Von Fraunhofer Austria geleitetes Forschungsprojekt weist den Weg zu schneller und effizienter Einschulung von neuen Mitarbeitenden 

Für Unternehmen wird es immer schwieriger, ausreichend Mitarbeitende mit entsprechender Qualifizierung zu finden. Auch ÖBB und Wiener Linien sehen sich der Herausforderung des Fachkräftemangels gegenüber und investieren bereits viel Zeit in die Ausbildung neuer Mitarbeitender. Darüber hinaus steht diesen beiden Unternehmen eine Pensionierungswelle bevor, wodurch wertvolles ExpertenInnenwissen verloren gehen könnte, wenn es nicht rechtzeitig abgesichert wird. Der öffentliche Verkehr ist allerdings ein wichtiger Faktor bei der Bekämpfung des Klimawandels und für ein hochqualitatives öffentliches Verkehrsnetz mit kurzen Intervallen ist eine ausreichend große Zahl von Mitarbeitenden unerlässlich. Das von der Arbeiterkammer geförderte und von Fraunhofer Austria geleitete Forschungsprojekt „MAXimizeMe“, das in Kooperation mit der TU Wien, den Wiener Linien und den ÖBB durchgeführt wurde, sollte nun zeigen, wie ein höchst diverses Kontingent an Mitarbeitenden am besten und effizientesten an Tätigkeiten in der Instandhaltung von Zügen angelernt werden kann. Ein auf Projektion basiertes Assistenzsystem erwies sich für die konkrete Anwendung als am besten geeignet, um den Wissenstransfer aufrecht zu erhalten und dem Abgang von Wissen entgegenzusteuern. Die Projektpartner erhielten außerdem einen Leitfaden für diversitätsgerechte Arbeitssystemgestaltung.

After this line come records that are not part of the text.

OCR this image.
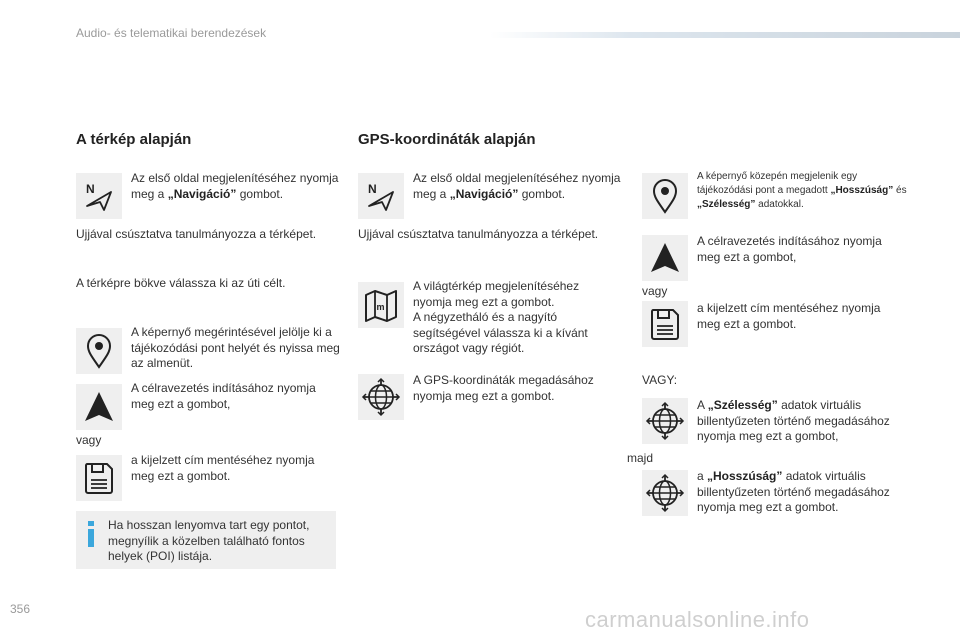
Audio- és telematikai berendezések
A térkép alapján
Az első oldal megjelenítéséhez nyomja meg a „Navigáció” gombot.
Ujjával csúsztatva tanulmányozza a térképet.
A térképre bökve válassza ki az úti célt.
A képernyő megérintésével jelölje ki a tájékozódási pont helyét és nyissa meg az almenüt.
A célravezetés indításához nyomja meg ezt a gombot,
vagy
a kijelzett cím mentéséhez nyomja meg ezt a gombot.
Ha hosszan lenyomva tart egy pontot, megnyílik a közelben található fontos helyek (POI) listája.
GPS-koordináták alapján
Az első oldal megjelenítéséhez nyomja meg a „Navigáció” gombot.
Ujjával csúsztatva tanulmányozza a térképet.
A világtérkép megjelenítéséhez nyomja meg ezt a gombot.
A négyzetháló és a nagyító segítségével válassza ki a kívánt országot vagy régiót.
A GPS-koordináták megadásához nyomja meg ezt a gombot.
A képernyő közepén megjelenik egy tájékozódási pont a megadott „Hosszúság” és „Szélesség” adatokkal.
A célravezetés indításához nyomja meg ezt a gombot,
vagy
a kijelzett cím mentéséhez nyomja meg ezt a gombot.
VAGY:
A „Szélesség” adatok virtuális billentyűzeten történő megadásához nyomja meg ezt a gombot,
majd
a „Hosszúság” adatok virtuális billentyűzeten történő megadásához nyomja meg ezt a gombot.
356	carmanualsonline.info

Als Auswirkung einer Pensionierungswelle werden bei den Wiener Linien und den ÖBB bereits jetzt zahlreiche neue Mitarbeitende angelernt. Dabei geht es nicht nur um Fahrerinnen und Fahrer, sondern ganz besonders auch um Mitarbeitende in der Instandhaltung, um die Sicherheit und Verfügbarkeit der Züge zu gewährleisten. Beide Unternehmen ersetzen ältere Schienenfahrzeuge sukzessive durch neue, digitalisierte Züge, sodass sich Wartungsprozesse verändern und auch bestehende Mitarbeitende neues Wissen erwerben müssen. Die neuen sowie bestehenden Mitarbeitenden bringen unterschiedlichste Ausbildungen mit und unterscheiden sich in Alter, Geschlecht, Muttersprache und körperlichen Eigenschaften. Ein Arbeitssystem, dass unter diesen Bedingungen gut funktioniert, muss flexibel an verschiedenste Bedürfnisse angepasst werden können. Forschende sprechen dann von diversitätssensibler Individualisierung.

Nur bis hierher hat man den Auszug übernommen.